Shelly brings her sunshine back to town
By Jim Kershner
Shelly Monahan, better known as “Sunshine Shelly” on the air in Spokane during the ’70s and ’80s, is returning to Spokane.
She has signed a deal with KHQ-6 to become the station’s morning weather anchor. She will begin on Nov. 13.
She is presently the weekend weather anchor at WMAQ-TV in Chicago, the NBC affiliate in the third largest TV market in the country. She signed a $2 million-plus contract with that station three years ago, but when the contract was up, she decided it was time to come home.
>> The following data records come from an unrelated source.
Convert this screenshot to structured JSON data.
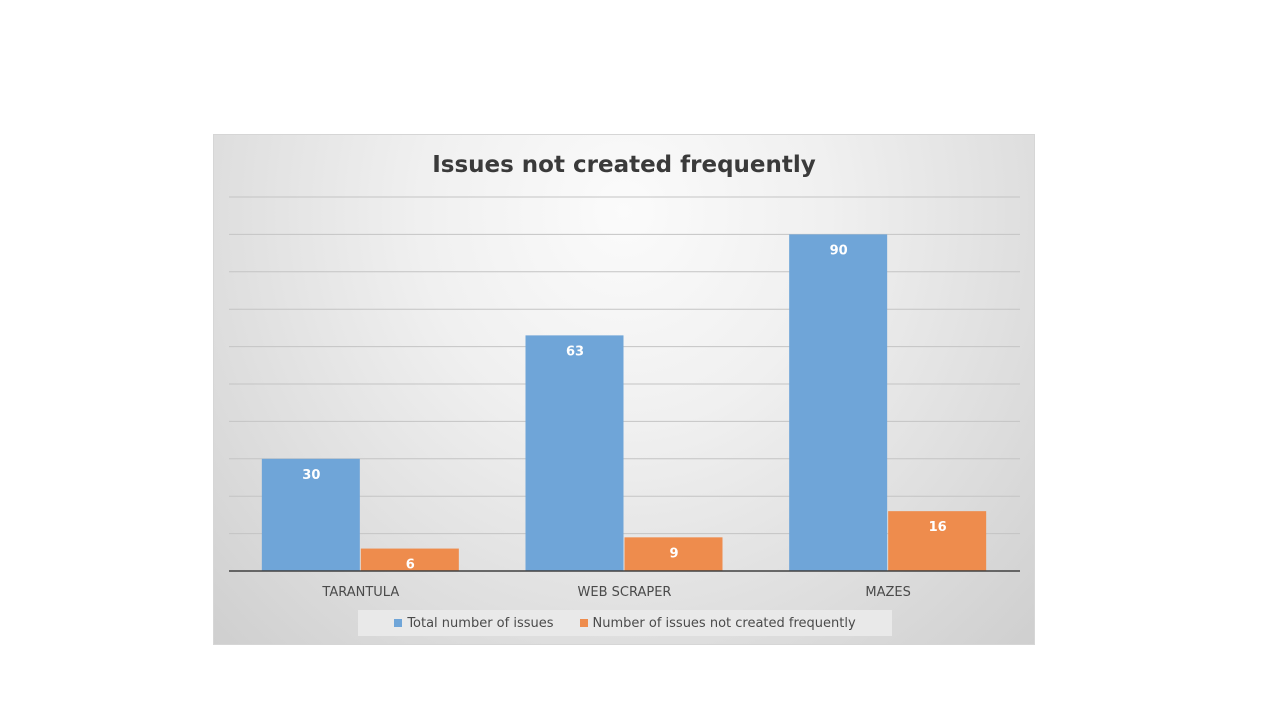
{
  "chart_data": {
    "type": "bar",
    "title": "Issues not created frequently",
    "xlabel": "",
    "ylabel": "",
    "categories": [
      "TARANTULA",
      "WEB SCRAPER",
      "MAZES"
    ],
    "series": [
      {
        "name": "Total number of issues",
        "values": [
          30,
          63,
          90
        ],
        "color": "#6fa5d8"
      },
      {
        "name": "Number of issues not created frequently",
        "values": [
          6,
          9,
          16
        ],
        "color": "#ee8c4d"
      }
    ],
    "ylim": [
      0,
      100
    ],
    "grid": true,
    "legend_position": "bottom"
  }
}
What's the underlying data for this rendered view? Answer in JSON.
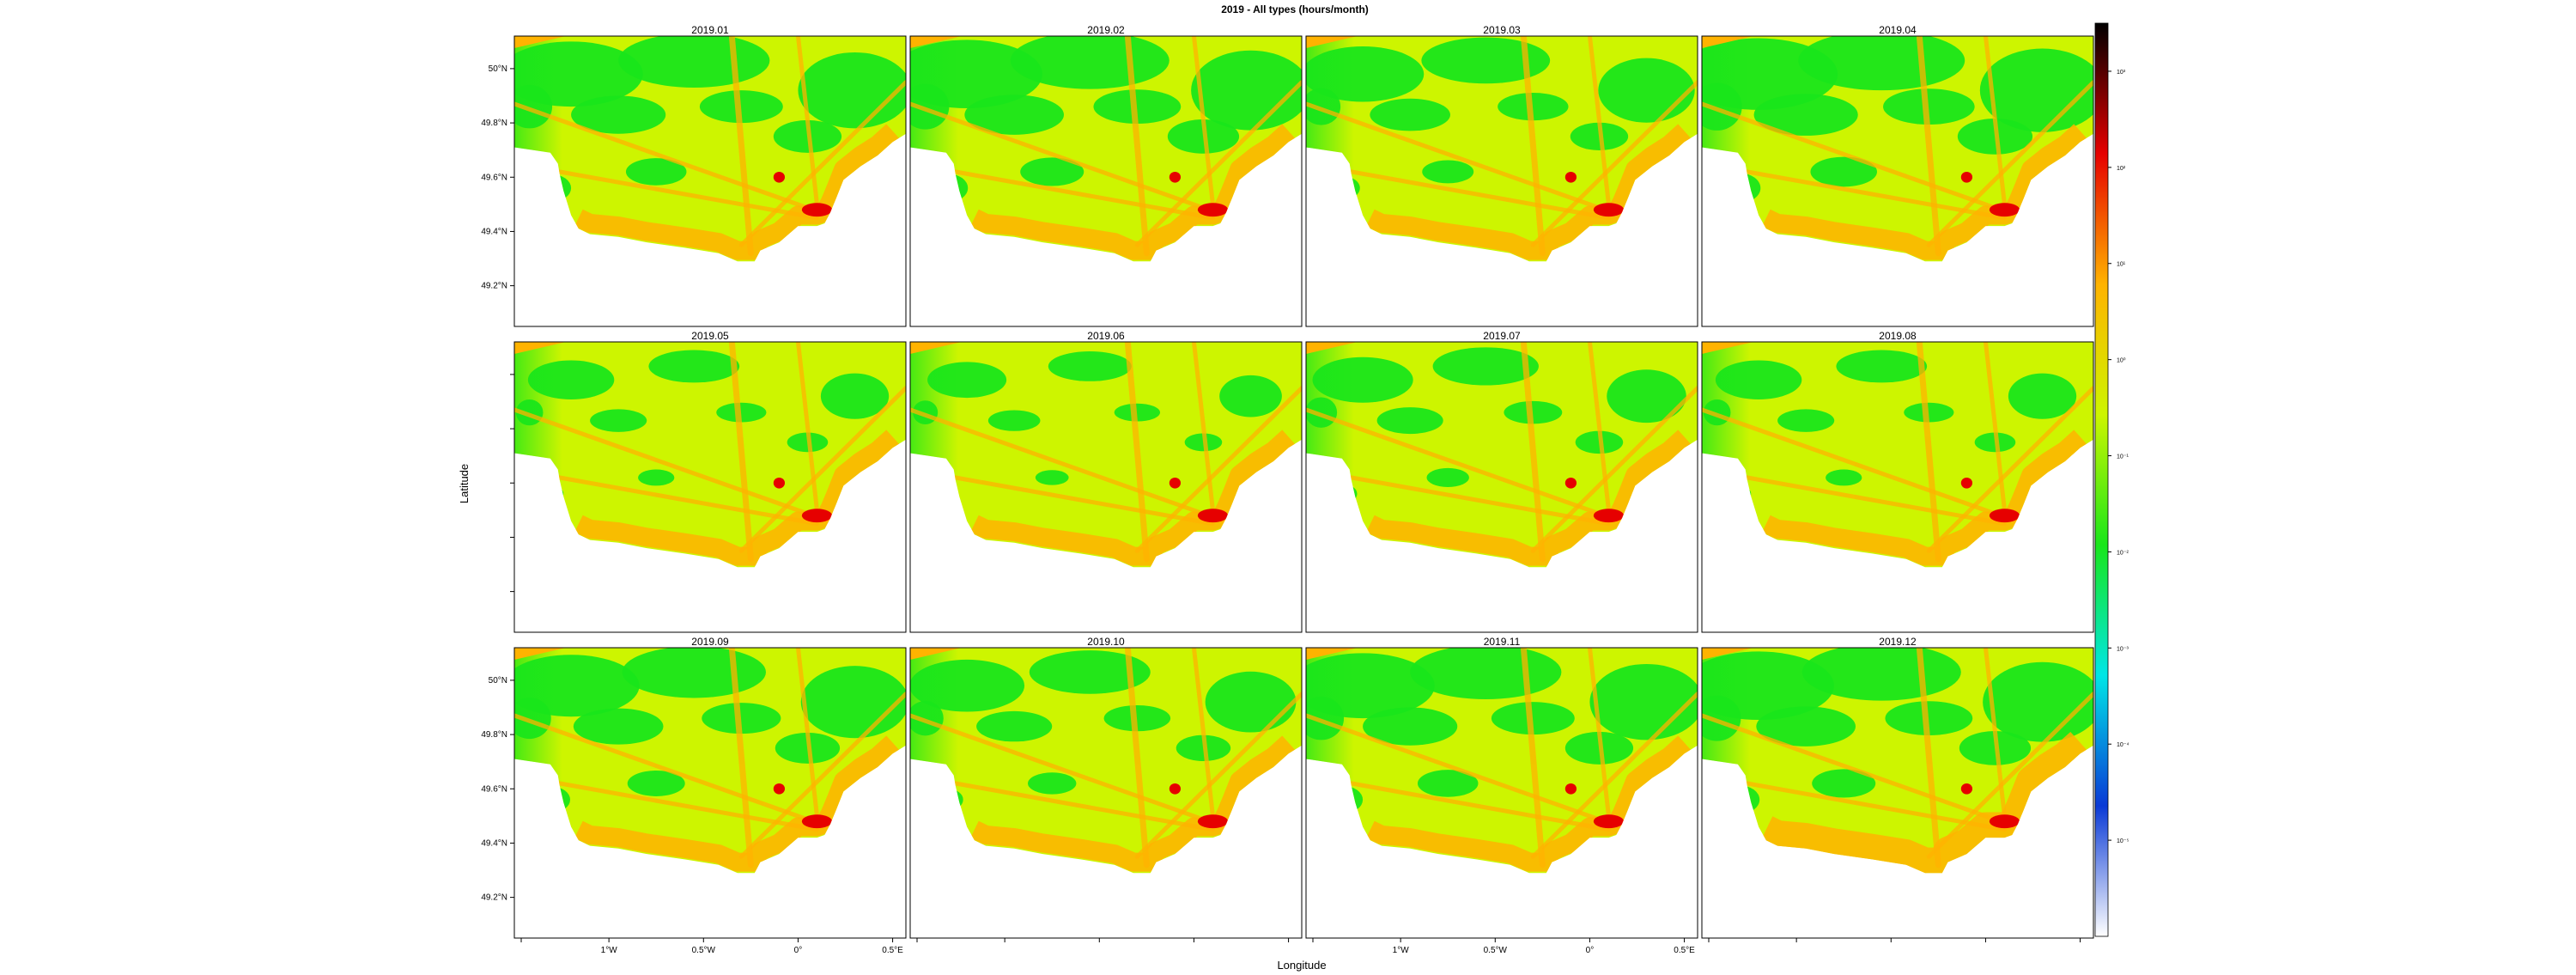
{
  "chart_data": {
    "type": "heatmap",
    "title": "2019 - All types (hours/month)",
    "xlabel": "Longitude",
    "ylabel": "Latitude",
    "panels": [
      "2019.01",
      "2019.02",
      "2019.03",
      "2019.04",
      "2019.05",
      "2019.06",
      "2019.07",
      "2019.08",
      "2019.09",
      "2019.10",
      "2019.11",
      "2019.12"
    ],
    "layout": {
      "rows": 3,
      "cols": 4
    },
    "xlim": [
      -1.5,
      0.57
    ],
    "ylim": [
      49.05,
      50.12
    ],
    "x_ticks": [
      {
        "value": -1.0,
        "label": "1°W"
      },
      {
        "value": -0.5,
        "label": "0.5°W"
      },
      {
        "value": 0.0,
        "label": "0°"
      },
      {
        "value": 0.5,
        "label": "0.5°E"
      }
    ],
    "y_ticks": [
      {
        "value": 50.0,
        "label": "50°N"
      },
      {
        "value": 49.8,
        "label": "49.8°N"
      },
      {
        "value": 49.6,
        "label": "49.6°N"
      },
      {
        "value": 49.4,
        "label": "49.4°N"
      },
      {
        "value": 49.2,
        "label": "49.2°N"
      }
    ],
    "colorbar": {
      "scale": "log",
      "colors": [
        "#ffffff",
        "#0a3ad6",
        "#00e6e6",
        "#19e61a",
        "#cdf500",
        "#ffb300",
        "#e60000",
        "#000000"
      ],
      "ticks": [
        {
          "exp": 3,
          "label": "10³"
        },
        {
          "exp": 2,
          "label": "10²"
        },
        {
          "exp": 1,
          "label": "10¹"
        },
        {
          "exp": 0,
          "label": "10⁰"
        },
        {
          "exp": -1,
          "label": "10⁻¹"
        },
        {
          "exp": -2,
          "label": "10⁻²"
        },
        {
          "exp": -3,
          "label": "10⁻³"
        },
        {
          "exp": -4,
          "label": "10⁻⁴"
        },
        {
          "exp": -5,
          "label": "10⁻⁵"
        }
      ],
      "range_exp": [
        -6,
        3.5
      ]
    },
    "grid": false
  },
  "colors": {
    "land": "#ffffff",
    "frame": "#000000",
    "sea_open": "#19e61a",
    "sea_moderate": "#cdf500",
    "sea_busy": "#ffb300",
    "sea_port": "#e60000",
    "north_corner": "#ffb300"
  }
}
“In this business, you try to see if you can make it into the top 20 markets, the top 10, the top five,” she said from her home in Chicago. “But it all makes you realize that more money is not exactly better.”
She said that she and her husband, Michael Oddino, a director-producer in sports, talked about possibly moving to Detroit or Los Angeles. But then they thought, “What about going back to Spokane?”
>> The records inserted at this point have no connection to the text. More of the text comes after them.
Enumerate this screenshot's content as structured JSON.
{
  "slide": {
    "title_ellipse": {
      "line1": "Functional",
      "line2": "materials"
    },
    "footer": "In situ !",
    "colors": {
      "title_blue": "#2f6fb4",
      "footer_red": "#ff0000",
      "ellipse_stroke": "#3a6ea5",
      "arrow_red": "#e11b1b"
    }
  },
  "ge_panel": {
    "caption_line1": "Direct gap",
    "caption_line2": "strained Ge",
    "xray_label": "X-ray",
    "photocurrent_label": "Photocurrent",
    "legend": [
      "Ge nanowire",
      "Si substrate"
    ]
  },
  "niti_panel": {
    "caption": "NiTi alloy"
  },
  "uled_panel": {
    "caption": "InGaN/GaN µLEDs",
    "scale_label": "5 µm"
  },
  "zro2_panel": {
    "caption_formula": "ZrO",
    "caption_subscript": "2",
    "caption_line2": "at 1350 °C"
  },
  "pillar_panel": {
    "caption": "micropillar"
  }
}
The idea appealed to them mainly because they want to raise their two daughters, 5 and 7, in Spokane. She describes herself as a “farm girl from Chattaroy” and she has many relatives in the area.
So she called an old friend, Patricia McRae, the news director at KHQ-6.
“I said, `It’s presumptuous of me to ask, but what if…?”
McRae and KHQ-6 general manager Lon Lee were receptive, to put it mildly.
“It’s a tremendous opportunity for us,” said Lee. “She’s loved and respected and well-known. She just owned this town in the early-to-mid-’80s.”
Monahan’s husband has landed a spot with Fox Sports Net out of Seattle, flying around the Northwest to broadcast games.
She went through a highly publicized personal trauma in 1979, when she became a rape victim during the time of the notorious South Hill Rapist rampage. Then in 1986, her fiance, climber Kim Momb, died in an avalanche.
So in 1986, she felt it was “time to move on.” She went to stations in Sacramento and Seattle before moving to Chicago three years ago. Now, she is returning because of the “quality of life” and the chance to work with longtime friend McRae.
“You go full circle,” she said. “The opportunity to do this is, literally, a dream come true.”